TRIGÉSIMO PRIMERA EMOCIÓN
No me importa parecerme a ti, incluso me proporciona cierto placer, pero sí me importa, o me molesta, contar las cosas, mis cosas, como tú, porque no se corresponde con mi no vida, la que tuve y la que tengo a pesar de ti. Te acordarás de mi adolescencia y de nuestros enfrentamientos… Pero eso llegará más tarde.

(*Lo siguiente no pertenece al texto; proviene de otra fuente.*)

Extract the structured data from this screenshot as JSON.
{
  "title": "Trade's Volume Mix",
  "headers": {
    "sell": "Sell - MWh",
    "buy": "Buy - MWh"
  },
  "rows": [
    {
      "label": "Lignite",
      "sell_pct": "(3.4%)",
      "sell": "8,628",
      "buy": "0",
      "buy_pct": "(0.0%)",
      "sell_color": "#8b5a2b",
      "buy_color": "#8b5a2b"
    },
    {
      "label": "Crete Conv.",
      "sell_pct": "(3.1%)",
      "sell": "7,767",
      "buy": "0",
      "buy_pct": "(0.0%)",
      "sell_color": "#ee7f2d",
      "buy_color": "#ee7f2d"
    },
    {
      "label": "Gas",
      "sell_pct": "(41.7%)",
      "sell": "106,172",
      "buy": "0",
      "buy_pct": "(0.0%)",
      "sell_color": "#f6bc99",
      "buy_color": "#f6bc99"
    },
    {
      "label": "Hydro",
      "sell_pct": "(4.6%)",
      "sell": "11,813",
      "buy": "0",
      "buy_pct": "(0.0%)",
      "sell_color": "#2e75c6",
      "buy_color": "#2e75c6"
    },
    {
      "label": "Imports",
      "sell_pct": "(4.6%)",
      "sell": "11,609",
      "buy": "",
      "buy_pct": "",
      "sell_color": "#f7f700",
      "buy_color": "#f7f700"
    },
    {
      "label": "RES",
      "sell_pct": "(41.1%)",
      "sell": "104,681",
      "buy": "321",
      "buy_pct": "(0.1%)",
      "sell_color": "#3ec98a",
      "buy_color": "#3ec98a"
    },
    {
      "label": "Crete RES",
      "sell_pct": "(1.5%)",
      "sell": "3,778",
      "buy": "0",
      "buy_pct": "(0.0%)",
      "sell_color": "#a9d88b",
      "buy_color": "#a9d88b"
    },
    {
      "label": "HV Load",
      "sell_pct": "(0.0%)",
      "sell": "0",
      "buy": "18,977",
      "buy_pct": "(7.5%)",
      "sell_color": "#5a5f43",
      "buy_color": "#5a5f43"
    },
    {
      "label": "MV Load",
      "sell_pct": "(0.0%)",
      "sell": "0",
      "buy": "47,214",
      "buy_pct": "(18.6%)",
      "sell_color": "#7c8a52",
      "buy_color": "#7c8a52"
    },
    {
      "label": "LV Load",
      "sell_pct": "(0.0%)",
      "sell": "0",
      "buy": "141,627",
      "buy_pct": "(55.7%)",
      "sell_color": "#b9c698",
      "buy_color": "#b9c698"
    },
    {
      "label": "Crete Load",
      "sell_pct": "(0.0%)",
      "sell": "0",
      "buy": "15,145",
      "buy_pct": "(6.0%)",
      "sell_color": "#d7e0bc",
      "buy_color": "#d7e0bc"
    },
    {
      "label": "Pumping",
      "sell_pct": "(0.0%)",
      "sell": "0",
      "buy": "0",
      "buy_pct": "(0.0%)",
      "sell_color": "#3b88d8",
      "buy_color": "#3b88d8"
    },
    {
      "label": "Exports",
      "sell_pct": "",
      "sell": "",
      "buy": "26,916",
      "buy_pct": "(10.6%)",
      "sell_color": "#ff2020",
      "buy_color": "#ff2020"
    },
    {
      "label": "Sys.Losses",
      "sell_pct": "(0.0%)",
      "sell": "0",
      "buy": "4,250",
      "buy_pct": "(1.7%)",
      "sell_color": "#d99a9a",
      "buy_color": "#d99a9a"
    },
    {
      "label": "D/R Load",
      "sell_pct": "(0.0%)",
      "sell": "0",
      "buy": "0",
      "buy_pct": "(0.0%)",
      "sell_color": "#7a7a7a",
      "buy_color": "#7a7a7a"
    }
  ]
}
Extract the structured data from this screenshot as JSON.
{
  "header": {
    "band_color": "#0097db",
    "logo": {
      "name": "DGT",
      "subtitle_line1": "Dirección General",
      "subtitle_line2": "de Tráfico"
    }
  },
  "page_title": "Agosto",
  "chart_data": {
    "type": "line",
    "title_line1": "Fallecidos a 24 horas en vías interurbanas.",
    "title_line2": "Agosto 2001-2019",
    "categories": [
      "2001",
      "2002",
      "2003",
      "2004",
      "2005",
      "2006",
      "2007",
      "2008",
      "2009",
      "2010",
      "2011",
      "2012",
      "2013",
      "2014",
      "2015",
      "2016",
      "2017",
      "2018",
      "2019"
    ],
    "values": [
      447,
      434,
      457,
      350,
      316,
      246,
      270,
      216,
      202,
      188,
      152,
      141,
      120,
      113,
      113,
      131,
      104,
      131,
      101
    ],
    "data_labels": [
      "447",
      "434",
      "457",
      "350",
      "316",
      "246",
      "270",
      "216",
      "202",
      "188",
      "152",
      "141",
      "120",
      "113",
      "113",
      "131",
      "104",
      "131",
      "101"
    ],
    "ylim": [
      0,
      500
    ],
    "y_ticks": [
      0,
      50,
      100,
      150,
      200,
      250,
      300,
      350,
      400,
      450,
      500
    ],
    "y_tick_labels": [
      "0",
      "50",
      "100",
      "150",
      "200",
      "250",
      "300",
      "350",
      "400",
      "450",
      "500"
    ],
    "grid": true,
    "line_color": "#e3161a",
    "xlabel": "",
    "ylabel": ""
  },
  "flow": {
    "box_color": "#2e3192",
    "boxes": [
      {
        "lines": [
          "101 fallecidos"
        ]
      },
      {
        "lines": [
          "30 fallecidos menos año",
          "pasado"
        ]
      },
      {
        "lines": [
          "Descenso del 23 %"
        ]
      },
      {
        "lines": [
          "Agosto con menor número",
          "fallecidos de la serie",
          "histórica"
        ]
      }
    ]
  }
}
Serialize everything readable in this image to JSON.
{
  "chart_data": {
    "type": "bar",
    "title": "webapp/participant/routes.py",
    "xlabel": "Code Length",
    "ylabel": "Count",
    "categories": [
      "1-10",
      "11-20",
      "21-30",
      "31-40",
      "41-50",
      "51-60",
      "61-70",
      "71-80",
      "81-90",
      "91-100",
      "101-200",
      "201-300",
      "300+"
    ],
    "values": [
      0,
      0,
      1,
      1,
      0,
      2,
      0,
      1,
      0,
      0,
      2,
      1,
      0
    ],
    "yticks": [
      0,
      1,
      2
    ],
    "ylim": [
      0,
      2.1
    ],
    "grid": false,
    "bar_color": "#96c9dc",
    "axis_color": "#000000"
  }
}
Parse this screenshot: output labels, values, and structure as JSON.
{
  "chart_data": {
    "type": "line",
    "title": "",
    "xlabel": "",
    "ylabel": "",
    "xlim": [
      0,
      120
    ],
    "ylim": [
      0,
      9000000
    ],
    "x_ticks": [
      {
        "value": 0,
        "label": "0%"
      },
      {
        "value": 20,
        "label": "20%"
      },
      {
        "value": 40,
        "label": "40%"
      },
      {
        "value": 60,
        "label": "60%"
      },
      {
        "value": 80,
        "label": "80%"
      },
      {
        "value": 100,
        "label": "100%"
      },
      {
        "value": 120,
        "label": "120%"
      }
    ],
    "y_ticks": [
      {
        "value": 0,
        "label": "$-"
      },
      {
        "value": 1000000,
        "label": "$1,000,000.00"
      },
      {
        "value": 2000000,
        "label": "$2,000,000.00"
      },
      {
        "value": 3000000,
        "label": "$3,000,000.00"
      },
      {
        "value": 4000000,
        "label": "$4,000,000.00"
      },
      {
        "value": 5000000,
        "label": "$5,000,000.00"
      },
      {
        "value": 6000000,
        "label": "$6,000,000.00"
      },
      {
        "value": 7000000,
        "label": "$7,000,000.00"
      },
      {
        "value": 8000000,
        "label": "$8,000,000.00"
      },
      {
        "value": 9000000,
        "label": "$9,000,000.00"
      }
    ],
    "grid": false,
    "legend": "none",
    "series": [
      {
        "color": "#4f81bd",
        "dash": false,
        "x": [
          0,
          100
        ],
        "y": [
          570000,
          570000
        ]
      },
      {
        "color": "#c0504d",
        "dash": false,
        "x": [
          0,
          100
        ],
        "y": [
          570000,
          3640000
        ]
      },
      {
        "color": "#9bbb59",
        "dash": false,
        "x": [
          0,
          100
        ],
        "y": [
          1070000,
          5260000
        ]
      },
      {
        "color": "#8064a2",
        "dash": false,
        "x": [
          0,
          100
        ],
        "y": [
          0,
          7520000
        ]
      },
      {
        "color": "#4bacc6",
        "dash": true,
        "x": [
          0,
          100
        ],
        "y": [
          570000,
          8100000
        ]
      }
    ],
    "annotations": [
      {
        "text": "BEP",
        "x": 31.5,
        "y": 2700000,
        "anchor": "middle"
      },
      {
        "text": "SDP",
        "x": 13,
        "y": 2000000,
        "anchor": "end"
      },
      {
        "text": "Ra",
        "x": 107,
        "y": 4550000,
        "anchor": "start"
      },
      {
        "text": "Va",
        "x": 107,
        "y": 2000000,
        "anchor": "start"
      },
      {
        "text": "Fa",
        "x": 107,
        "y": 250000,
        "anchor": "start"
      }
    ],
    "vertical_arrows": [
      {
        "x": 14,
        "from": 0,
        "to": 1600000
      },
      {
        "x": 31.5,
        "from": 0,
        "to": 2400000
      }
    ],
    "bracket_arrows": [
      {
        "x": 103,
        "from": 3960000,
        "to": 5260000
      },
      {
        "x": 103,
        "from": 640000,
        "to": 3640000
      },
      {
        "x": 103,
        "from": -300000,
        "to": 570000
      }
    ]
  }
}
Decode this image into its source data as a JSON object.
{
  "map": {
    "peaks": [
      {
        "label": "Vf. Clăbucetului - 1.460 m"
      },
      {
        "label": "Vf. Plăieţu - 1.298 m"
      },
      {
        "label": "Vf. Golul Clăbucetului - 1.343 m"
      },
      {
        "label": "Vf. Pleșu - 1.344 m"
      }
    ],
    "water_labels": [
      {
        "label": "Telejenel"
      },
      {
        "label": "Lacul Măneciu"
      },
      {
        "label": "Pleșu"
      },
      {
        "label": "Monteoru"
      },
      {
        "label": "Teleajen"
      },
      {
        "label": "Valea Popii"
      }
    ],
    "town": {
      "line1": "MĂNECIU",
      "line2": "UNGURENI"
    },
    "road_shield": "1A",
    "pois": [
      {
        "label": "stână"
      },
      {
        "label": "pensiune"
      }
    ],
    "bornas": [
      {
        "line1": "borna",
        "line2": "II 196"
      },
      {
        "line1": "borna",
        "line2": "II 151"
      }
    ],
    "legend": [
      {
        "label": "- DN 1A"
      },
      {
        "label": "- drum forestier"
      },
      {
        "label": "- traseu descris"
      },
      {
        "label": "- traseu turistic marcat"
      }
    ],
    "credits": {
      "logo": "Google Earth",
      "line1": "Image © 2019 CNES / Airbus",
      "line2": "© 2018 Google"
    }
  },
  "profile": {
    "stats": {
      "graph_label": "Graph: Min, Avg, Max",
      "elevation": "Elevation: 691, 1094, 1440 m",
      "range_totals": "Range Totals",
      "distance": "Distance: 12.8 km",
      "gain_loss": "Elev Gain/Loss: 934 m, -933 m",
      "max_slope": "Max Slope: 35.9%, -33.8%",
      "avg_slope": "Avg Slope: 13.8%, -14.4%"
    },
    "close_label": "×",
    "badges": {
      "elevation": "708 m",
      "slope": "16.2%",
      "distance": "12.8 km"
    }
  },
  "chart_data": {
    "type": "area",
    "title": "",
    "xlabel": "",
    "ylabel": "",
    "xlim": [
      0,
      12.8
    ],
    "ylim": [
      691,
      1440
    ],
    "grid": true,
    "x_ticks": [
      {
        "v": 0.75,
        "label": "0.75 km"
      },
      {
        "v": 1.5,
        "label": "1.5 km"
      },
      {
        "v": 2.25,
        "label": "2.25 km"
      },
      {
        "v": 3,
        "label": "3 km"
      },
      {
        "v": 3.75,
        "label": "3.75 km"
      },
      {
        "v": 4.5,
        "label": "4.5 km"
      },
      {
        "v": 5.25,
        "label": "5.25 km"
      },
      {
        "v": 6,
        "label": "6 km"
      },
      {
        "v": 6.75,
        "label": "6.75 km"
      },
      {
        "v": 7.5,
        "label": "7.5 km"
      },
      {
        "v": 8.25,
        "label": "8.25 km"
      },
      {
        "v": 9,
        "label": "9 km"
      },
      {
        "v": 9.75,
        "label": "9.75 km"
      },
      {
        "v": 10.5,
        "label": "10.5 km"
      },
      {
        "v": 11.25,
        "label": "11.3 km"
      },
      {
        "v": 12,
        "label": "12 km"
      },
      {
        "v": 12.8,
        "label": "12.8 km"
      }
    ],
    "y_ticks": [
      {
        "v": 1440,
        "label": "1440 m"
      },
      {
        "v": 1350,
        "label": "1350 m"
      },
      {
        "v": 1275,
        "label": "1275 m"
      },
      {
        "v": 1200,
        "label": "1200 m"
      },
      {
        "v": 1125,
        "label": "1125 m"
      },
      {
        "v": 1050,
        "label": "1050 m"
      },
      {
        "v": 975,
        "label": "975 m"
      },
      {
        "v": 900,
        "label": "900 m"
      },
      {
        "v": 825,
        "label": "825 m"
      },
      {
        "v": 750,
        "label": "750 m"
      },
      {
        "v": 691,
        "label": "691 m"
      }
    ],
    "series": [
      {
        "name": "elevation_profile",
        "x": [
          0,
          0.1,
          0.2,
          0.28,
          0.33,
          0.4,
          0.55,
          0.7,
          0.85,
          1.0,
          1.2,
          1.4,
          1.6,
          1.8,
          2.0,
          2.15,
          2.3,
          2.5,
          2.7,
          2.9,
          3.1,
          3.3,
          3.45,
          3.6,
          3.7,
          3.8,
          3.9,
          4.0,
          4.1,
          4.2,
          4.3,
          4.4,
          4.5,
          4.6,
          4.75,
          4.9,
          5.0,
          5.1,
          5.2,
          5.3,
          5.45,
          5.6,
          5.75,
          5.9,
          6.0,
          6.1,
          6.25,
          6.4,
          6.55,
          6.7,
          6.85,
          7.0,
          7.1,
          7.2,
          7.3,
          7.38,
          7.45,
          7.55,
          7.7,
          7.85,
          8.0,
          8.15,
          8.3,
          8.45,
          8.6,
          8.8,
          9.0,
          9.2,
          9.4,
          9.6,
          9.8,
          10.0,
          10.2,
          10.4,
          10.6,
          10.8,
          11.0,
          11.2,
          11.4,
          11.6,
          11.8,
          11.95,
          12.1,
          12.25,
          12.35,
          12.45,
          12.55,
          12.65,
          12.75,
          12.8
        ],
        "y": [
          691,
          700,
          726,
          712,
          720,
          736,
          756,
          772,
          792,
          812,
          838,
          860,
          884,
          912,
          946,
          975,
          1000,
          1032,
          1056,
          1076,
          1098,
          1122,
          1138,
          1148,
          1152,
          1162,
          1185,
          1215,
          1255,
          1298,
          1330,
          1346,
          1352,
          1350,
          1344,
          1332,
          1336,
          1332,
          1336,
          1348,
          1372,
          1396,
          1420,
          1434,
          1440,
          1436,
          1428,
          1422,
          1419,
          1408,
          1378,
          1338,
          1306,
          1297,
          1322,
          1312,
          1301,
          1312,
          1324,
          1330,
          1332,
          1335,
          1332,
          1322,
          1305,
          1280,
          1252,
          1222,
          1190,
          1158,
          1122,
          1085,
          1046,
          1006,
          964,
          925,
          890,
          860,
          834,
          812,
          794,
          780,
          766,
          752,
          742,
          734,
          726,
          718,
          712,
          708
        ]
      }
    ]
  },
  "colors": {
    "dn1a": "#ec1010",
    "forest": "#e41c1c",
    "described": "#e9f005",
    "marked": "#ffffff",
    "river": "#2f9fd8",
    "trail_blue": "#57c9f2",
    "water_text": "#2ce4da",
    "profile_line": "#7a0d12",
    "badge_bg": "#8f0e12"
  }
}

Cuando comencé a ser consciente, con siete u ocho años, de la forma del pequeño mundo de mi colegio, con sus normas suaves, con los compañeros, tan agresivos como tan dulces, su cotidianidad infinita y la compleja cuadrícula de lo que iba aprendiendo, fue el momento en que me di cuenta de tu existencia como hombre. Ya te conocía como padre, claro, pero empecé a vivirte como lo que eras, eres, un hombre con unas circunstancias y unas características concretas que yo no juzgaba, por supuesto, que incluso me gustaban y con las que me identificaba. ¿Recuerdas nuestros juegos? Esos que inventabas para mí: pequeñas fiestas en las que el mundo tal y como era desaparecía, sustituido por personajes y adornos en los que vivíamos tú y yo sin que ni el tiempo ni el espacio lo afectara.
Ser padre era para mí ser una figura adorable y temida, ser hombre era una presencia llena de matices, que continuaba siendo adorable y temida, pero que, además, tenía una forma soñada y real, como las nubes en el cielo que se parecían a elefantes, o a estrellas, o incluso al abuelo. Tus brazos empezaron a darme sombra y calor, como potentes cañones de luz y hielo, tus ojos comenzaron a llevarme a la tristeza y a la alegría al mismo tiempo, juntas e inseparables, como si la melancolía fuera un estado de perfección y asombro al que aspirar en cada momento. Tus piernas empezaron a ser el ejemplo de la acción, lo imparable cuando se activaban, cuando parecían conducir al mundo hacia su realización y su final, como si aparecieran en uno de los cuentos que inventabas para mí. Yo no sabía entonces que los inventabas tú, era lo natural que me contaras aquellas historias que formaban parte del mundo, que eran el mundo en el que yo cada vez más estaba incluido como alguien que emanaba de ti sin ser su copia.
Tu voz en los cuentos constituye todavía hoy una felicidad que siempre echaré de menos, que me condujo a conocer lo que nunca alcanzaría y lo que siempre sería posible. Hay algo en tu negación de mí que abre, como los cuentos, el camino de lo posible. Me gustaría no reconocerlo ante ti, pero mi estado, mi no estado, me permite la libertad absoluta, la no dependencia, la no esperanza y el no reconocimiento de ti ni de los límites entre tú y yo mismo.